11 thoughts on “Elizabeth: Louise Penny Made Me Read It

  1. The references to “Devil in a Blue Dress” and “A Rage in Harlem”, made during the first season of “Luke Cage” caused me to go out and read both of those. I liked them well enough that I’ll follow through and read more, although neither of them overwhelmed me. Not exactly a book from a book, but close enough for internet, right?

  2. Two comments:

    1) My neighbor just loaned me the first Louise Penny book and she has the others. Plan to start it as soon as I finish reading Jilly’s The Seeds of Power.(which I just started and LOVE).
    2) I have a book on the shelf immediately in front of me called Poetry Speaks. It contains poetry going back to Alfred, Lord Tennyson and up through Sylvia Plath and it has three CD’s of the poets speaking their own words. One of my post-retirement promises to myself was that I’d sit down and listen to it.

    And I will.

    • Nice. I’m not a fan of “audio” things, but I think hearing poets speak their own words would be an exception.

      Hope you like the Penny book. The series was a slow start for me, but once I warmed to it, I really enjoyed it.

    • Thank you for the kind words, Jeanne. As you know, I’m currently waiting for my edit report, so the reassurance is extra welcome 😀

  3. I read the first Louise Penny and wasn’t inspired to go further. However, if you say it was a slow start, maybe I should try another. I’m usually not a fan, however, of stories set in small towns. I grew up in one of those, and I’ve had enough, thank you.

    In terms of new reading, I read Courtney Milan’s “challenge” and decided to “accept” It: that is, read a book by an author of color for every book I read by a white person. I started with “Wrong to Need You” by Alisha Rai, who is new to me. Her writing is terrific, but the book is steamier than I prefer. She’s got other series, so I might try those as I work through the challenge. I’m thinking six months to start. We’ll see where it goes.

    So—not new authors based on what others suggest, but still, new authors.

    • Kay – if you decide to give the series a second try, I suggest starting with book 4 – A Rule Against Murder (you don’t need to know anything about books 1-3 to enjoy that). That is the book that really caught and kept my interest.

      As for Courtney’s “challenge”, several folks I know have begun that as well. I look forward to getting some good book recommendations as part of that process.

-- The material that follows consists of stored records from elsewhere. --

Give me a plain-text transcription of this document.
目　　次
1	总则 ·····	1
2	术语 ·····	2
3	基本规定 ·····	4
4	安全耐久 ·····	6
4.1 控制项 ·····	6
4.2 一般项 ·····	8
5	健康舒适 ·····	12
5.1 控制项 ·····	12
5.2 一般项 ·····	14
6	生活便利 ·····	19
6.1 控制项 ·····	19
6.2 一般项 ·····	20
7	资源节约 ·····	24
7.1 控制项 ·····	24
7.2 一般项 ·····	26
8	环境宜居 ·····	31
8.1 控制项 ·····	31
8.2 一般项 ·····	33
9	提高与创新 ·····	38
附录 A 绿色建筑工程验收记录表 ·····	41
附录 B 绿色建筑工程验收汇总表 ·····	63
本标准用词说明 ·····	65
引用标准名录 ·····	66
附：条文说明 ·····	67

  4. I’ve often been interested in where writers get their influences. Bujold dedicated A Civil Campaign, I think it was, to Jane, Charlotte, Georgette and Dorothy. Jane was Jane Austen, who I had already read (inspired a re-read). Charlotte was Bronte, and I just don’t get into her very much, or her other famous sister. Georgette Heyer was new to me, and it took a few books to get into her, but now I like her very much. And Dorothy I thought was Parker, so that inspired me to refresh my memory and buy a compilation. It turned out to be Dorothy Sayers, who also is very, very good. Definitely good ways to pass the time while waiting for the next Bujold to be released.

    One of Jane Austen’s biographies held some of HER inspirations, and that was interesting. Not great reads, but still good and fairly fast-paced for late 18th century literature, IMO!

    • Dorothy, yes! I spent a couple of nights in hospital unexpectedly last month (all fine now, except for a bunch of allergy tests), and my husband brought me her Busman’s Honeymoon, which he chose for the combination of fine writing, problem-solving, and romance. I love the idea of him combing through his library of mysteries and police procedurals looking for something with strong romantic elements. I probably would never have read it otherwise, and I really enjoyed it. And as a bonus, when I got home I used one of my reference books to show him what Harriet’s spectacular Worth wedding dress might have looked like, a gorgeous detail that had previously floated right over his head 😉

      • Jilly, sorry you were in the hospital, but glad all is fine now. I love the fact that your husband not only specially chose that book for you, but had it in his library. Very sweet.

        Whose Body? is the only Dorothy I can remember reading. Fortunately, the local library has a copy of Busman’s Honeymoon, so I will soon be able to check out the “combination of fine writing, problem-solving, and romance.”